Detection of intergenic non-coding RNAs expressed in the main developmental stages in Drosophila melanogaster

Zheng Li1, Min Liu1, Li Zhang2, Wenxia Zhang1, Ge Gao2, Zuoyan Zhu1, Liping Wei2, Qichang Fan1,* and Manyuan Long2,3,*

1Center of Developmental Biology and Genetics, School of Life Sciences, Peking University, Beijing, China, 2Center for Bioinformatics, School of Life Sciences, Peking University, Beijing, China and 3Department of Ecology and Evolution, University of Chicago, Chicago, IL 60637, USA

*To whom correspondence should be addressed.
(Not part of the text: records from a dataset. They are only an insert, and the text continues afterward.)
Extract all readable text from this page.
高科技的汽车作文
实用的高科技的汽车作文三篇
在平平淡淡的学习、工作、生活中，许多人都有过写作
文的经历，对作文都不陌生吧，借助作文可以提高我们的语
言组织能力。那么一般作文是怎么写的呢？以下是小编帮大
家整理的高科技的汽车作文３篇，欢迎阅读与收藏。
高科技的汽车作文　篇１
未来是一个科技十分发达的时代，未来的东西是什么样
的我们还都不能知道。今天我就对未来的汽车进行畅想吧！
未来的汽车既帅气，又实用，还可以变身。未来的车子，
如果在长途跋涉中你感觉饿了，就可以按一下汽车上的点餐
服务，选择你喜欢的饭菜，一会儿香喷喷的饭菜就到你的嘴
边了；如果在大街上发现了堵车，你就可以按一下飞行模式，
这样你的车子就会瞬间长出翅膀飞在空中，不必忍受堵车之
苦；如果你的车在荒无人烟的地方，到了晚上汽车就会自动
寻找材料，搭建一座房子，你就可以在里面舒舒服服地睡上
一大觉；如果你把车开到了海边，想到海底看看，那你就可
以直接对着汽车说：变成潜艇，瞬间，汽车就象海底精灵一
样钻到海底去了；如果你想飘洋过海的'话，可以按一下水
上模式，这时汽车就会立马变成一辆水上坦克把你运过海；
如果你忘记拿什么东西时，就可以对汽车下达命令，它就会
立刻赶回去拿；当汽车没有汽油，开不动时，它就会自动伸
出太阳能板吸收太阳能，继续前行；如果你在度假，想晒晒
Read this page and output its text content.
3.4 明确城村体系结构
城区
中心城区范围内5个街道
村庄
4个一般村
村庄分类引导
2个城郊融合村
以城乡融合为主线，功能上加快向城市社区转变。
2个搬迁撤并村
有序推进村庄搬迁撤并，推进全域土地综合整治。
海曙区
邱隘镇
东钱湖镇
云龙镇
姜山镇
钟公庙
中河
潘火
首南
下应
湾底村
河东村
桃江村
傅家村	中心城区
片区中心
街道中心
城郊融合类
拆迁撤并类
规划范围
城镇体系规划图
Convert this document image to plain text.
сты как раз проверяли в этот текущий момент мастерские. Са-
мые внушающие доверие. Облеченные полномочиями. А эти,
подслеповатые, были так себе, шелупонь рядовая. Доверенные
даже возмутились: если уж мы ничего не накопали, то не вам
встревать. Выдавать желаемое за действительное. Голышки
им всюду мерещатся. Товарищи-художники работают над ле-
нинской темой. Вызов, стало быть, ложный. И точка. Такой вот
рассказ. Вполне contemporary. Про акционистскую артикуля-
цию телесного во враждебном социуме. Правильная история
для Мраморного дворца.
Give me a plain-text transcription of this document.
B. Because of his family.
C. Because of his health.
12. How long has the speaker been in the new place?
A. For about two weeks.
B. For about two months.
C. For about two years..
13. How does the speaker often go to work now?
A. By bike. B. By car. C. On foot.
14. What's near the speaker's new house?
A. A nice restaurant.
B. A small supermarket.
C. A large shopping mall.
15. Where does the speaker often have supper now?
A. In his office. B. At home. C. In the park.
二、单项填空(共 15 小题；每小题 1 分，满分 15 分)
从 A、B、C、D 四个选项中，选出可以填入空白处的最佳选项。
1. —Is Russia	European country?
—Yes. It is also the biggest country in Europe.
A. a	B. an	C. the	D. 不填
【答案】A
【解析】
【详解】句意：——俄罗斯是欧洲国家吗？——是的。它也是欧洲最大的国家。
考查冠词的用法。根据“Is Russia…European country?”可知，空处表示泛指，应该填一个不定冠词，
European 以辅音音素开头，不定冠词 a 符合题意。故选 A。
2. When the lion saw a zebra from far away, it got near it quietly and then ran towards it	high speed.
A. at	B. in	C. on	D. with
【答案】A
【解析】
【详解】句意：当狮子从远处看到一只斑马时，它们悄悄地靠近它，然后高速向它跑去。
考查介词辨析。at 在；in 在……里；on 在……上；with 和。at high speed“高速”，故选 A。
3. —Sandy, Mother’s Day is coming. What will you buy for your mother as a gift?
Tel/Fax: 773 702 0577; Email: mlong{at}midway.uchicago.edu

Correspondence may also be addressed to Qichang Fan. Tel/Fax: +86 10 6275 2438; E-mail: qfan{at}pku.edu.cn

Received January 14, 2009. Revised April 20, 2009. Accepted April 21, 2009.

How many intergenically encoded non-coding RNAs (ncRNAs) are expressed during various developmental stages in Drosophila? Previous analyses in one or a few developmental stages indicated abundant expression of intergenic ncRNAs. However, some reported that ncRNAs have been recently falsified, and, in general, the false positive rate for ncRNA detection is unknown. In this report, we used reverse transcription-PCR (RT-PCR), a more robust method, to detect ncRNAs from the intergenic regions that are expressed in four major developmental stages (6–8 h embryo, 20–22 h embryo, larvae and adult). We tested 1027 regions, ~10% of all intergenic regions, and detected transcription by RT–PCR. The results from 18 342 RT–PCR experiments revealed evidence for transcription in 72.7% of intergenic regions in the developmental process. The early developmental stage appears to be associated with more abundant ncRNAs than later developmental stages. In the early stage, we detected 43.6% of intergenic regions that encode transcripts in the triplicate RT–PCR experiments, yielding an estimate of 5006 intergenic regions in the entire genome likely encoding ncRNAs. We compared the RT–PCR-related approach with previous tiling array-based approach and observed that the latter method is insensitive to short ncRNAs, especially the molecules less than 120 bp. We measured false positive rates for the analyzed genomic approaches including the RT–PCR and tiling array method.


The authors wish it to be known that, in their opinion, the first three authors should be regarded as joint First Authors.